7. The computer program according to claim 1 or 2, wherein authenticating the application package includes authenticating a plurality of application packages, including the application package, in response to the activation of the vehicle computing environment.
8. The computer program according to claim 1 or 2, wherein the authentication is performed after the creation of the virtualization environment and the connection of the private virtual network, and before the deployment of the application package.
9. The computer program according to claim 1 or 2, wherein the authentication is performed between the creation of the virtualization environment and the creation of the private virtual network, and before the deployment of the application package.
10. The computer program according to claim 1 or 2, wherein the operation further comprises connecting additional vehicle service APIs, which are executed in the native environment, to the private virtual network.
11. A method that is executed by one or more processors, Authenticating application packages for running applications in a vehicle computing environment, In the aforementioned vehicle computing environment, a virtualization environment specifically for the execution of the aforementioned application is created, Connecting the virtualization environment and at least one vehicle service API that runs in the native environment of the vehicle computing environment to a private virtual network specific to the application, Deploying the aforementioned application package to the aforementioned virtualization environment Methods that include...
12. The method according to claim 11, further comprising configuring the at least one vehicle service API to expose the application through the private virtual network.
13. The method according to claim 11 or 12, further comprising reading metadata of the application package for authentication information and identification of the at least one vehicle service API.
14. The method according to claim 11 or 12, wherein the at least one vehicle service API is configured to provide information about at least one of vehicle speed, vehicle position, transmission status, and engine temperature in response to a request from the application.
15. The method according to claim 11 or 12, wherein the at least one vehicle service API is configured to perform an action for at least one of music navigation, climate control, and media playback in response to a request from the application.
16. Authenticating application packages for running applications in a vehicle computing environment, In the aforementioned vehicle computing environment, a virtualization environment specifically for the execution of the aforementioned application is created, Connecting the virtualization environment and at least one vehicle service API that runs in the native environment of the vehicle computing environment to a private virtual network specific to the application, Deploying the aforementioned application package to the aforementioned virtualization environment A device comprising a controller including a circuit configured to perform operations including the following.

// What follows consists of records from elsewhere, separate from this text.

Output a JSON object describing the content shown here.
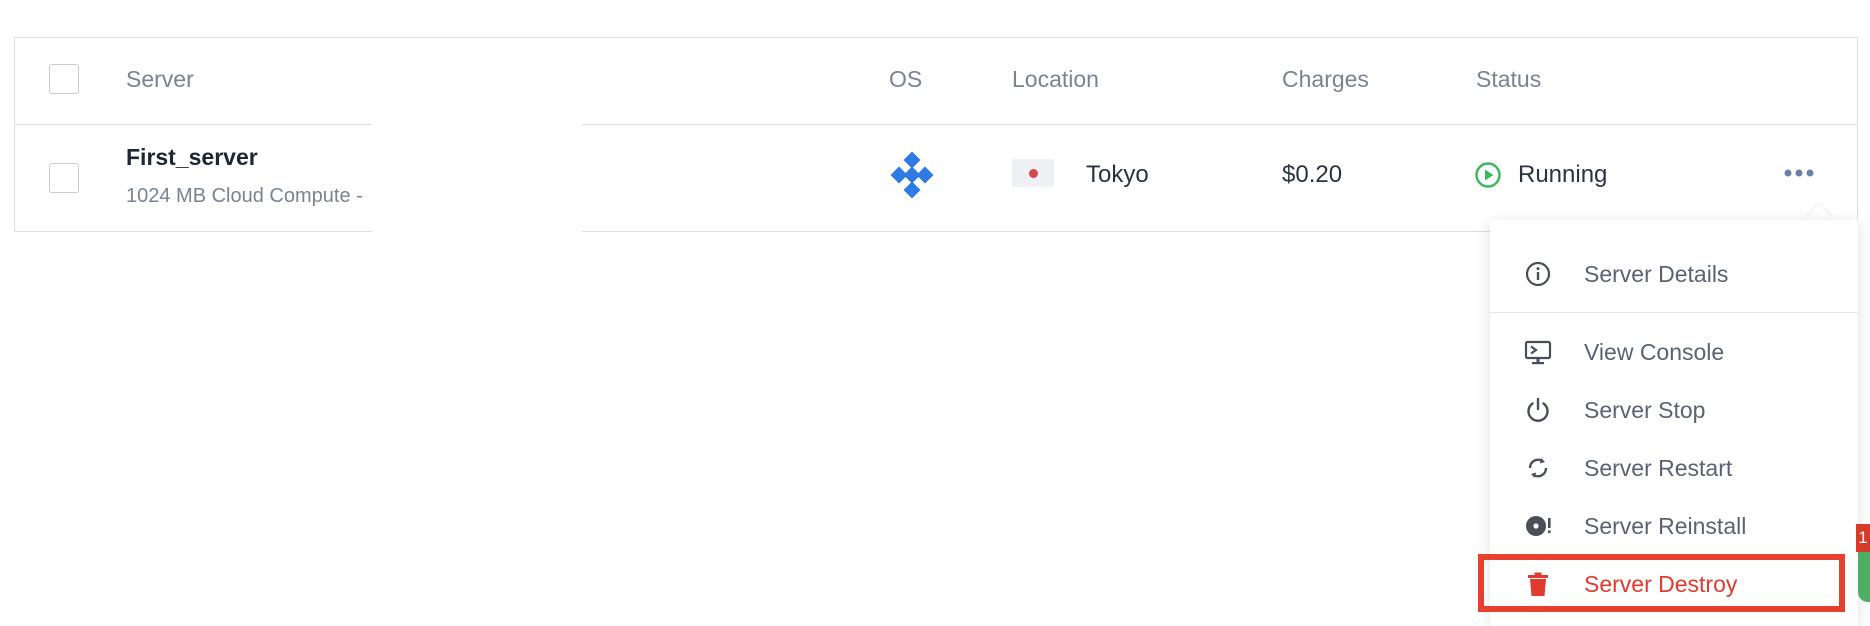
{
  "table": {
    "headers": {
      "server": "Server",
      "os": "OS",
      "location": "Location",
      "charges": "Charges",
      "status": "Status"
    },
    "rows": [
      {
        "name": "First_server",
        "plan": "1024 MB Cloud Compute -",
        "os_icon": "os-logo-icon",
        "location_flag": "japan-flag-icon",
        "location": "Tokyo",
        "charges": "$0.20",
        "status": "Running",
        "status_color": "#3cb85c"
      }
    ]
  },
  "menu": {
    "items": [
      {
        "label": "Server Details",
        "icon": "info-icon"
      },
      {
        "label": "View Console",
        "icon": "console-icon"
      },
      {
        "label": "Server Stop",
        "icon": "power-icon"
      },
      {
        "label": "Server Restart",
        "icon": "restart-icon"
      },
      {
        "label": "Server Reinstall",
        "icon": "reinstall-icon"
      },
      {
        "label": "Server Destroy",
        "icon": "trash-icon",
        "danger": true
      }
    ]
  },
  "colors": {
    "accent_blue": "#2f7be6",
    "danger_red": "#e13a2e",
    "running_green": "#3cb85c",
    "highlight": "#e8402e"
  },
  "corner_badge": "1"
}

17. The apparatus according to claim 16, wherein the operation further comprises configuring the at least one vehicle service API to expose the application through the private virtual network.

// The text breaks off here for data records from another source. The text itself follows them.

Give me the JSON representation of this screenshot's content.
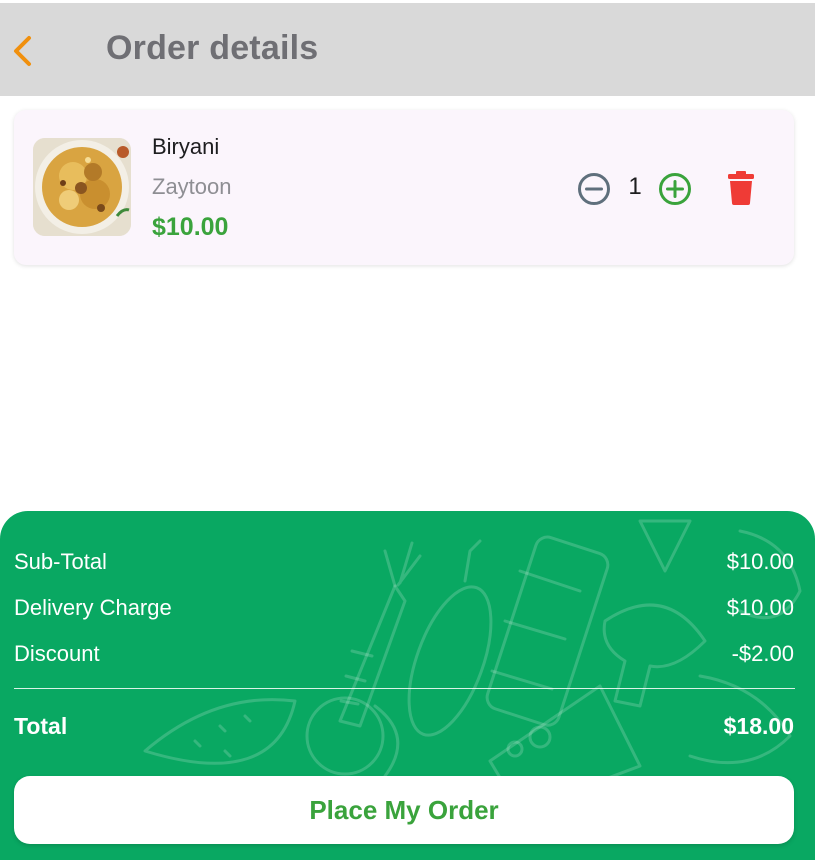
{
  "header": {
    "title": "Order details",
    "back_icon": "chevron-left-icon",
    "back_color": "#f0900e"
  },
  "cart": {
    "items": [
      {
        "name": "Biryani",
        "restaurant": "Zaytoon",
        "price": "$10.00",
        "quantity": "1",
        "image_icon": "biryani-dish-image",
        "minus_icon": "minus-circle-icon",
        "plus_icon": "plus-circle-icon",
        "delete_icon": "trash-icon"
      }
    ]
  },
  "summary": {
    "subtotal_label": "Sub-Total",
    "subtotal_value": "$10.00",
    "delivery_label": "Delivery Charge",
    "delivery_value": "$10.00",
    "discount_label": "Discount",
    "discount_value": "-$2.00",
    "total_label": "Total",
    "total_value": "$18.00"
  },
  "actions": {
    "place_order_label": "Place My Order"
  },
  "colors": {
    "panel_green": "#09a862",
    "price_green": "#3aa33c",
    "delete_red": "#ef3b36",
    "header_gray": "#d9d9d9"
  }
}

18. The apparatus according to claim 16 or 17, wherein the operation further includes reading metadata of the application package for the identification of authentication information and the at least one vehicle service API.

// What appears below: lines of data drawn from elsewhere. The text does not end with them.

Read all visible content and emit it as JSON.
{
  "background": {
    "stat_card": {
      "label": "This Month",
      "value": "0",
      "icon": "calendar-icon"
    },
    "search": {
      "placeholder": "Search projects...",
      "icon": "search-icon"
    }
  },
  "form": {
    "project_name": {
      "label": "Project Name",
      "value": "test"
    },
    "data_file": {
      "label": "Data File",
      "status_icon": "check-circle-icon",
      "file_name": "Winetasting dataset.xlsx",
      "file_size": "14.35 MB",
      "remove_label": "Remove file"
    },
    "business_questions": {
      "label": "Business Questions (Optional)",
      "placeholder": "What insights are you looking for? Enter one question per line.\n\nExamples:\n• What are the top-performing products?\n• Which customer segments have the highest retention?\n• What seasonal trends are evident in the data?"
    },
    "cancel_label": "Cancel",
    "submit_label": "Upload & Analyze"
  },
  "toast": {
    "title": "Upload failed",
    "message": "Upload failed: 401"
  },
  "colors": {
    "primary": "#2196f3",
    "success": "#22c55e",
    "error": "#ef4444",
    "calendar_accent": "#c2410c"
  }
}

19. The apparatus according to claim 16 or 17, wherein the at least one vehicle service API is configured to provide information about at least one of vehicle speed, vehicle position, transmission status, and engine temperature in response to a request from the application.
20. The apparatus according to claim 16 or 17, wherein the at least one vehicle service API is configured to perform an action for at least one of music navigation, climate control, and media playback in response to a request from the application.